Ist man auf letztere nicht scharf oder hat bestimmte Ziele mit dem künftigen Pelz-Partner, ist der Kauf eines Welpen beim seriösen Züchter die geeignete Option – das Fellknäul ist zwar anfangs etwas undicht und knabberwütig, aber mit Liebe und Sachverstand in die gewünschte Richtung zu „biegen“.

ACHTUNG – Finger weg:

Keinesfalls sollte man ein Welpen-„Schnäppchen“ kaufen, womöglich noch auf einem Parkplatz! Meist stecken „Vermehrer“ aus Osteuropa dahinter, die viel zu junge Welpen aus übelsten Aufzuchtverhältnissen gewinnbringend verschleudern. Die Kleinen sind nicht geimpft, nicht entwurmt, schlecht ernährt, nicht sozialisiert, krank und überleben oft nur wenige Tage im neuen Zuhause.
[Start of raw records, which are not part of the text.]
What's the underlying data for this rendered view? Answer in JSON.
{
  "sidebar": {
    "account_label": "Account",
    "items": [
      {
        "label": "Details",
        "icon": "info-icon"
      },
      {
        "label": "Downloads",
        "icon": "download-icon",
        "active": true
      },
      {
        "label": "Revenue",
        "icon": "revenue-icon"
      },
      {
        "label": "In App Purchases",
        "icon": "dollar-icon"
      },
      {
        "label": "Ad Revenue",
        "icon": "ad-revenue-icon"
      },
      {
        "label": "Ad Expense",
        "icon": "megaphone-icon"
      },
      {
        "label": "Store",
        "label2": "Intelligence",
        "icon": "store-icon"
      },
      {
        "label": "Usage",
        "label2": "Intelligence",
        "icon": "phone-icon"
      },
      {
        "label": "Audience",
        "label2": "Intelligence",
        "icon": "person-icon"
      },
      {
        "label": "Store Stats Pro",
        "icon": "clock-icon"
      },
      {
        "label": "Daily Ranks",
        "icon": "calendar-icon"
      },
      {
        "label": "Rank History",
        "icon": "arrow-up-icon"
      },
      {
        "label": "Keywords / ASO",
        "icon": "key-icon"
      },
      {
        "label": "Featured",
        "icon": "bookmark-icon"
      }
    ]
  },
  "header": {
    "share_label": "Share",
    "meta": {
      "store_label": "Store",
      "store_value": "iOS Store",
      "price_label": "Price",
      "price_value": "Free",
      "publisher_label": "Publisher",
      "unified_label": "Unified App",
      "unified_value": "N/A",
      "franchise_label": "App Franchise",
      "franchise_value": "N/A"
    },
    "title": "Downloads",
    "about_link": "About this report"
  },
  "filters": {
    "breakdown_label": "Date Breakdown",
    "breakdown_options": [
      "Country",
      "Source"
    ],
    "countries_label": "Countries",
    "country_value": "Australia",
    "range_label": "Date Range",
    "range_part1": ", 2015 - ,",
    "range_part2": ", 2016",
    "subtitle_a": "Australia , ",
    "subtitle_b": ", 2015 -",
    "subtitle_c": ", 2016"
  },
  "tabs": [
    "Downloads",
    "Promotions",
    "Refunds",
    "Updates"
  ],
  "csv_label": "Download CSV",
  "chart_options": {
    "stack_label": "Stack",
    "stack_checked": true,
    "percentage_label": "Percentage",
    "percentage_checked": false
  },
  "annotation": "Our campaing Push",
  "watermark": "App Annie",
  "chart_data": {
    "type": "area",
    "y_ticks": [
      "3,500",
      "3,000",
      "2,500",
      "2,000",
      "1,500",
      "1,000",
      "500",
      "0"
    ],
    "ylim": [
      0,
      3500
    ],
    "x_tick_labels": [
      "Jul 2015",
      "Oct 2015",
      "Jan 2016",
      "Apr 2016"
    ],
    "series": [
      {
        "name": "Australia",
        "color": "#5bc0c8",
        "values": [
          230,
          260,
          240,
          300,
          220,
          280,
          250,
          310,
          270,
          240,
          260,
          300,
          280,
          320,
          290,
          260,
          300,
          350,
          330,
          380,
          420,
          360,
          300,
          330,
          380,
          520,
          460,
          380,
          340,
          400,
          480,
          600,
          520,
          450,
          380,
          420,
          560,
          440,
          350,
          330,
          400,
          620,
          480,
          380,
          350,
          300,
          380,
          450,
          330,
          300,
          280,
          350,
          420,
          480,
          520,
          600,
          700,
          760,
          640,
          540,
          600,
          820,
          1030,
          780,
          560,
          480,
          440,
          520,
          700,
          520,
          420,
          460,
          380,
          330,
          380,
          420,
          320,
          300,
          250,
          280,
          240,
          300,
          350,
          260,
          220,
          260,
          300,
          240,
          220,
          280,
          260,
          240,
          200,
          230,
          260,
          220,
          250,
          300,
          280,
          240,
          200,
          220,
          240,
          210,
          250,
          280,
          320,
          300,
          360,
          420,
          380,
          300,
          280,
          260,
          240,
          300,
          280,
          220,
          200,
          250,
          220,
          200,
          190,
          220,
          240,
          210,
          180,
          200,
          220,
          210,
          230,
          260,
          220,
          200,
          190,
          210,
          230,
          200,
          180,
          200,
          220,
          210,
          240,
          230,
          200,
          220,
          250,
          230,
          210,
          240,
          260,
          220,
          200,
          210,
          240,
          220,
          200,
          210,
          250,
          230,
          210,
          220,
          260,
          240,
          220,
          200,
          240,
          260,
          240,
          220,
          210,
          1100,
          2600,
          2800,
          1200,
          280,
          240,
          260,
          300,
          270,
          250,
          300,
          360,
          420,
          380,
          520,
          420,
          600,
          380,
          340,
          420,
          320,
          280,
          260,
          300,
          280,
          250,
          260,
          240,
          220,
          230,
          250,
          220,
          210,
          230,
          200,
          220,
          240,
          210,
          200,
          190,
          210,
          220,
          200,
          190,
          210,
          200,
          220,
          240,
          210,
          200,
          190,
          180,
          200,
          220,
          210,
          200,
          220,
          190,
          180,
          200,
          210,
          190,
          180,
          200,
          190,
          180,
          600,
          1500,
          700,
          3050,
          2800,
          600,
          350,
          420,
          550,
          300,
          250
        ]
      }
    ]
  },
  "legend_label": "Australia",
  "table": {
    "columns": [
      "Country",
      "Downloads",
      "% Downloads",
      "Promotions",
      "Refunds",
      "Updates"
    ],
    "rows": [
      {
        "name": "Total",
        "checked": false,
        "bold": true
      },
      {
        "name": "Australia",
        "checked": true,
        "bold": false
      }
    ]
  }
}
Ihre Mütter sitzen in kleinen Käfigen im eigenen Dreck, müssen einen Wurf nach dem anderen zur Welt bringen und haben noch nie im Leben die Sonne gesehen oder Gras unter den Pfoten gespürt – geschweige denn etwas Liebe oder Zuneigung bekommen. Wenn sie irgendwann gar nicht mehr können, werden sie einfach erschlagen. Der Kaufpreis eines Welpen ist nämlich das kleinste Übel: Ein Vielfaches desselben kann man locker beim Tierarzt lassen; meist ist der neue pelzige Freund aber trotzdem nicht zu retten. Sie sind klein, süß und bemitleidenswert: Man möchte sie retten! Doch mit jedem verkauften Welpen dieser Leute ebnet man ihnen den Weg für neue kranke Welpen und unendliches Leid für ihre Mamis.

Vorsicht auch bei „geretteten“ Straßenhunden aus z. B. Rumänien, Bulgarien usw., denn Glück und Pech mit dem neuen Familienmitglied liegen hier dicht beieinander. Oft gibt es hier Hunde, die über Generationen selbstbestimmt in Freiheit unterwegs waren, wo nur die pfiffigsten und ausgebufftesten überleben können und die gegen ihren Willen in Gefangenschaft gezwungen wurden. Diese Hunde möchten nicht kooperieren und sehnen sich nicht nach einem Menschen, Sofa und Spaziergängen an der Leine. Oft landen sie als „Problemhund“ im Tierheim hinter Gittern. Natürlich gibt es auch die anderen, die dankbaren ... Poker halt. Bei allen (gerade illegalen) Importen sollte man auch die Gefahr eingeschleppter Krankheiten wie z. B. Tollwut nicht außer Acht lassen.